Pandemic

Peter PanFor a while, when I was practising in London, I had to put up with the bit of teasing from my professional colleagues on the Peter Pan front. I looked far too young, they said.

The criticism was unfair, I thought. The thing was, I really was far too young: it was no illusion. I started my law firm when I had only just turned 28 years old, and before very long, I and that law firm was doing some serious business. In those days, I was, generally speaking, much younger than my peers.

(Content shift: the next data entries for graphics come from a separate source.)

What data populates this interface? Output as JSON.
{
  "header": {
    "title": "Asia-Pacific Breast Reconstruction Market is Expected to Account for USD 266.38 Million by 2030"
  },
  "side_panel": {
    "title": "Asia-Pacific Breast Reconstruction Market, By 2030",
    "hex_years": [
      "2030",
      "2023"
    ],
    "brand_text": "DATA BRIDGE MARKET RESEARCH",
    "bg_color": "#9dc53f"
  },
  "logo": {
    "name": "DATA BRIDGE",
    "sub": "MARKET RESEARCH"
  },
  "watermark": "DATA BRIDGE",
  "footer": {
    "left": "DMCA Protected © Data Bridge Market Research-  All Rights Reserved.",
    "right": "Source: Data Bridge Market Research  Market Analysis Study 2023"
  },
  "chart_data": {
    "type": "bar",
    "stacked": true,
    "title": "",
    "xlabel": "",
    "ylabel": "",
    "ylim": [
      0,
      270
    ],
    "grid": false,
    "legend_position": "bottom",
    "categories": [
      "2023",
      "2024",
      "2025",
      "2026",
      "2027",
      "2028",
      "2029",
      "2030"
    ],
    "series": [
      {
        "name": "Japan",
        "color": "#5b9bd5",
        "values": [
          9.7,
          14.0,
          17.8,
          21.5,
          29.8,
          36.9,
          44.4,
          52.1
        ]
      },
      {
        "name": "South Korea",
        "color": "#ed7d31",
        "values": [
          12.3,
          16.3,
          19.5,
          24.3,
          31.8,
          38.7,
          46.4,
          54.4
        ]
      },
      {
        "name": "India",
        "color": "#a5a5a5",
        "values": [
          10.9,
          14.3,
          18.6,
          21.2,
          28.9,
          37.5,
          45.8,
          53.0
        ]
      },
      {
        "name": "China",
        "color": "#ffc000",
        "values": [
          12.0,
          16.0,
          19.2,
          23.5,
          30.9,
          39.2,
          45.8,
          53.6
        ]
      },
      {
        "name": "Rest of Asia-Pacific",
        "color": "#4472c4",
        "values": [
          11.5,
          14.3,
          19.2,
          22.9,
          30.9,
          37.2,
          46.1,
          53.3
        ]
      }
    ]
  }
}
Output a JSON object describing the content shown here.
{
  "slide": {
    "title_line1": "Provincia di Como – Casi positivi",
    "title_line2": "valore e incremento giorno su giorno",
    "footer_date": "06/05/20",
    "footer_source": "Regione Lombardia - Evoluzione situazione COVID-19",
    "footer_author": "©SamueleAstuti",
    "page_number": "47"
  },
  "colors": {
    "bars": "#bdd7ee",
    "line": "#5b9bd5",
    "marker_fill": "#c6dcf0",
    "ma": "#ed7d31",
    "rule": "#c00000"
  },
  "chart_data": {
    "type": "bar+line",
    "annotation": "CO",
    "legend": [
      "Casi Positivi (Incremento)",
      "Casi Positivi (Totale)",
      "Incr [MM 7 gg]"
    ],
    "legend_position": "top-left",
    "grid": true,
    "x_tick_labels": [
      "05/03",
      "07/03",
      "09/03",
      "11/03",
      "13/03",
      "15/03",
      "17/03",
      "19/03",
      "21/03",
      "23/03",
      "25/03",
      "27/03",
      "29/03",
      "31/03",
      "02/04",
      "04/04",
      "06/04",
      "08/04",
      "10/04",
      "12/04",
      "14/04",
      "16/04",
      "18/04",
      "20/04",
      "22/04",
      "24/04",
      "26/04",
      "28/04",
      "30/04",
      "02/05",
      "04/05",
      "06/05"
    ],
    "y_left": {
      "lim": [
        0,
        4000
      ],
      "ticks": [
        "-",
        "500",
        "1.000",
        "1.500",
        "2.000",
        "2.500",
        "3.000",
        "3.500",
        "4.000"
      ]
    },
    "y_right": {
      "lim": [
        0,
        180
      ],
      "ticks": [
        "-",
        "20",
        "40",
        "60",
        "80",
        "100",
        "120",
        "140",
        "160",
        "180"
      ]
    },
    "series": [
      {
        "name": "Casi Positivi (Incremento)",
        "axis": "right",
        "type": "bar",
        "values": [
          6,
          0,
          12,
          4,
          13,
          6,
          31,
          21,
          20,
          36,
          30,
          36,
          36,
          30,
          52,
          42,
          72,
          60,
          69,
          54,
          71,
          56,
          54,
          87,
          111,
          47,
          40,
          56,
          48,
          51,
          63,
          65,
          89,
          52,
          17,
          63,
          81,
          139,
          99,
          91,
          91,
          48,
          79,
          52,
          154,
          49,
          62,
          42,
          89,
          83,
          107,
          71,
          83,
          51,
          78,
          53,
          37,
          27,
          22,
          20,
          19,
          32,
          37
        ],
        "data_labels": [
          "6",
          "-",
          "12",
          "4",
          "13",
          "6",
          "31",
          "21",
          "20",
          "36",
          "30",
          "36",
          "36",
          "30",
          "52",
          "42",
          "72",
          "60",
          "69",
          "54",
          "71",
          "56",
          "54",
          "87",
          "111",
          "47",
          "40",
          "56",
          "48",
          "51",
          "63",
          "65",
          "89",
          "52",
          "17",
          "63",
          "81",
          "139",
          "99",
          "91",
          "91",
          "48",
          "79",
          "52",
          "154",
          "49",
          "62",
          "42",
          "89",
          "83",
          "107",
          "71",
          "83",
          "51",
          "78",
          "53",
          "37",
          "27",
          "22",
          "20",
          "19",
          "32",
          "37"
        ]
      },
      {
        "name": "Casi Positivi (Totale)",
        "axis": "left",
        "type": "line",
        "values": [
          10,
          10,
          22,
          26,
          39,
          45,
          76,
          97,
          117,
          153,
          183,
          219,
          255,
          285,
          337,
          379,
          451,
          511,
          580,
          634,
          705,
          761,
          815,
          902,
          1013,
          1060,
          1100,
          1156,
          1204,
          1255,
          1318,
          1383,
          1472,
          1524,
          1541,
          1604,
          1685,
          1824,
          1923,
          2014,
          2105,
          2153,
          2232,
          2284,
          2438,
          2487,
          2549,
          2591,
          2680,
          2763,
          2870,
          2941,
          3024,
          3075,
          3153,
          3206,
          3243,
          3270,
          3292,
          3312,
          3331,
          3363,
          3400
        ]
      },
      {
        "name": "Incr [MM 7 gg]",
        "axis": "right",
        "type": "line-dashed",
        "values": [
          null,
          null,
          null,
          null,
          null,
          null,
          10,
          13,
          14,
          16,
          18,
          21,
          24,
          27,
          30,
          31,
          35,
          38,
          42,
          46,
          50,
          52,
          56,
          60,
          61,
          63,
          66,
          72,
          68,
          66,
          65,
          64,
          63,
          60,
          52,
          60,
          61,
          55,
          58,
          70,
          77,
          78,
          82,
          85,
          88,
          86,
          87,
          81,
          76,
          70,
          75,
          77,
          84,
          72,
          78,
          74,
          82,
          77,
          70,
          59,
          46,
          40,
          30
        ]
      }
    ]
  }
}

At no very obvious moment, all this changed. I am now much older than my peers in the law. I know this because I’ve started to feel a real sense of gratification about eating vegetables that I have grown myself in my vegetable garden. This must be a sign of age, even if my head of hair is not yet entirely grey. I have never remotely tried to retard this greying process; on the contrary, it is been many years since I speculated that grey hair might be worth quite a few guineas onto my hourly rate. Furthermore, I have noticed that I have started to involuntarily groan when I reach down to pick up and replenish the animal’s food bowls. And I quite like mowing the lawn, given a ride-on mower. Is that just a stepping stone to a mobility scooter?

As against all of this, I had to go and see my orthodontist this week. Some time ago, he had screwed a post into my jaw ready to receive a crown, and he needed to perform a torque test to make sure that the bone had grown around the screw. I got the tick; he told me that I had exceptional powers of healing. Which is nice.

Anyway, the bizarre thing is that, in the round, I don’t, in my heart, feel old at all. Go figure.